Though it has become a routine in several countries to block access Internet as part of clamp downs on protestors, the Union Government has taken this to next level by imposing Internet shutdowns in several geographies. After Kashmir, which is still under clamps on Internet, the North-Eastern States, Uttar Pradesh and parts of Delhi have witnessed similar restrictions.

Besides impacting the regular communication between people, it has also impacted businesses.

According to a telecom industry source, losses due to Internet shutdowns increased to ₹ 2.45 crore per hour by the end of 2019.

The Internet Freedom Foundation, which flags issues related to privacy and barriers to flow of information online, has said that Internet disruptions are “an issue of immense concern and threatens individual rights as well the social goals articulated by the government policy of Digital India.”

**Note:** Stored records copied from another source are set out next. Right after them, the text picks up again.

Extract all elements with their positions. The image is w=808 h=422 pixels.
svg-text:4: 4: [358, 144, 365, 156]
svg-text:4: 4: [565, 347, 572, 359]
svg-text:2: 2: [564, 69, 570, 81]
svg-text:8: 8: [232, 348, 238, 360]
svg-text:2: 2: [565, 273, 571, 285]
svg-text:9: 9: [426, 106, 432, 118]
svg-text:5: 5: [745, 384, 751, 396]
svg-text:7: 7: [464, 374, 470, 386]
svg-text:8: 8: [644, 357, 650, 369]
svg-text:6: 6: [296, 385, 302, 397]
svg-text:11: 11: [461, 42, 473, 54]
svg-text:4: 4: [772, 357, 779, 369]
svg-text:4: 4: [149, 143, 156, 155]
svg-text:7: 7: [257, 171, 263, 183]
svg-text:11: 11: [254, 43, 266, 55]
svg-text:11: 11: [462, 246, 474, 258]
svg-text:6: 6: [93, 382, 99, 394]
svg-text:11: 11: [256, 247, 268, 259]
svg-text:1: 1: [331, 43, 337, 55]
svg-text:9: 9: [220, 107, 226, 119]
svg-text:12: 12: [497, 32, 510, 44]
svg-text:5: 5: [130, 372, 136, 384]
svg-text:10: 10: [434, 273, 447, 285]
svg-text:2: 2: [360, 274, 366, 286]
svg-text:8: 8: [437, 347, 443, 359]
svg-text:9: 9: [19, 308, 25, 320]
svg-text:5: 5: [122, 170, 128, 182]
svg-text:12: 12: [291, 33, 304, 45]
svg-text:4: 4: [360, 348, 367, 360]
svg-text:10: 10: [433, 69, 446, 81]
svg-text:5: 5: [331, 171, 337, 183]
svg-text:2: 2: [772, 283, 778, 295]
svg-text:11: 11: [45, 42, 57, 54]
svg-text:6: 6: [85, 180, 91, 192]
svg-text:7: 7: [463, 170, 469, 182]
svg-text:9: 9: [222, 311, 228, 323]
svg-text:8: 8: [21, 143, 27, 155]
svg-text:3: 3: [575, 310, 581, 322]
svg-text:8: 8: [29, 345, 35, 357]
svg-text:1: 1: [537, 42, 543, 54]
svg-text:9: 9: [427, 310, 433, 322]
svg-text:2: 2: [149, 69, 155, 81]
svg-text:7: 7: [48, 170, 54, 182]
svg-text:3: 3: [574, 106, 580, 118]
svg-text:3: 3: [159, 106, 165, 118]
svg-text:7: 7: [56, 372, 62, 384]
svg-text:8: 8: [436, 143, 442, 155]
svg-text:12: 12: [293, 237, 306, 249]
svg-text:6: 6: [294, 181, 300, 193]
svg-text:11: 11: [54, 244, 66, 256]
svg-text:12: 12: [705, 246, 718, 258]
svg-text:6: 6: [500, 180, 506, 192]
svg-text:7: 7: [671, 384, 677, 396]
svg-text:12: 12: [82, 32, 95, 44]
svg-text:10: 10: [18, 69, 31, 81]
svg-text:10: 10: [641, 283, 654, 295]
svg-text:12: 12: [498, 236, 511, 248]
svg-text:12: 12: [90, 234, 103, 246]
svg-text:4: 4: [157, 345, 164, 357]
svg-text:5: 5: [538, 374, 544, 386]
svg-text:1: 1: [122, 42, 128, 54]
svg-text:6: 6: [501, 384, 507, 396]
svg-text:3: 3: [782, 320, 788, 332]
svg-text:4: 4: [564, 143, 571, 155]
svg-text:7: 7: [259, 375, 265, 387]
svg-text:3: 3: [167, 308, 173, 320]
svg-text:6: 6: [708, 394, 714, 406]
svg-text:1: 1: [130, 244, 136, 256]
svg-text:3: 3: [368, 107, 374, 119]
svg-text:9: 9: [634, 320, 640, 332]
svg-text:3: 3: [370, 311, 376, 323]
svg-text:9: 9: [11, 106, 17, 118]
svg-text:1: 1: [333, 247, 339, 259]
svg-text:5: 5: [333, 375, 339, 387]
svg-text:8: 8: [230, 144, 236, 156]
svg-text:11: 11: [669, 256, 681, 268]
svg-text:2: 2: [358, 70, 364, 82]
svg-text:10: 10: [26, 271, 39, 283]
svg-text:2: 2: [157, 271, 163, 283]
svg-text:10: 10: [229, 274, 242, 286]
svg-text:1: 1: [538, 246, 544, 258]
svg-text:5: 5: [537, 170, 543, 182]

Expressing concern over the recent incidence of Internet shutdowns, Apar Gupta, Executive Director of Internet Freedom Foundation, has asked the Union Ministry of Home and Telecommunications to write to all State Governments, cautioning against indiscriminate disruptions of the Internet.

Intrusions into Privacy

An investigation led by a Canadian research institute about a State-backed snooping of rights’ activists has rocked the country. WhatsApp accounts of several Indian activists, lawyers and journalists were among the 1,400 victims across the country as State agencies reportedly deployed Pegasus malware to break into the phones of the victims.

Top breaches

* Malware attack on the Kudankulam Nuclear Powerplant : This potentially affected the administrative network of the system.

* Pegasus malware attack on WhatsApp accounts of activists, lawyers, journalists.

* Facebook exposed the passwords of millions users

* Data belonging to millions of Instagram users leaked.

* Twitter admits a malicious code inserted into its app by a bad actor, potentially compromising information of its users.

* Over 200 Government sites made aadhaar details public

* Details of 7.82 cr users in Andhra Pradesh and Telangana found on the database of IT Grids in Hyderabad.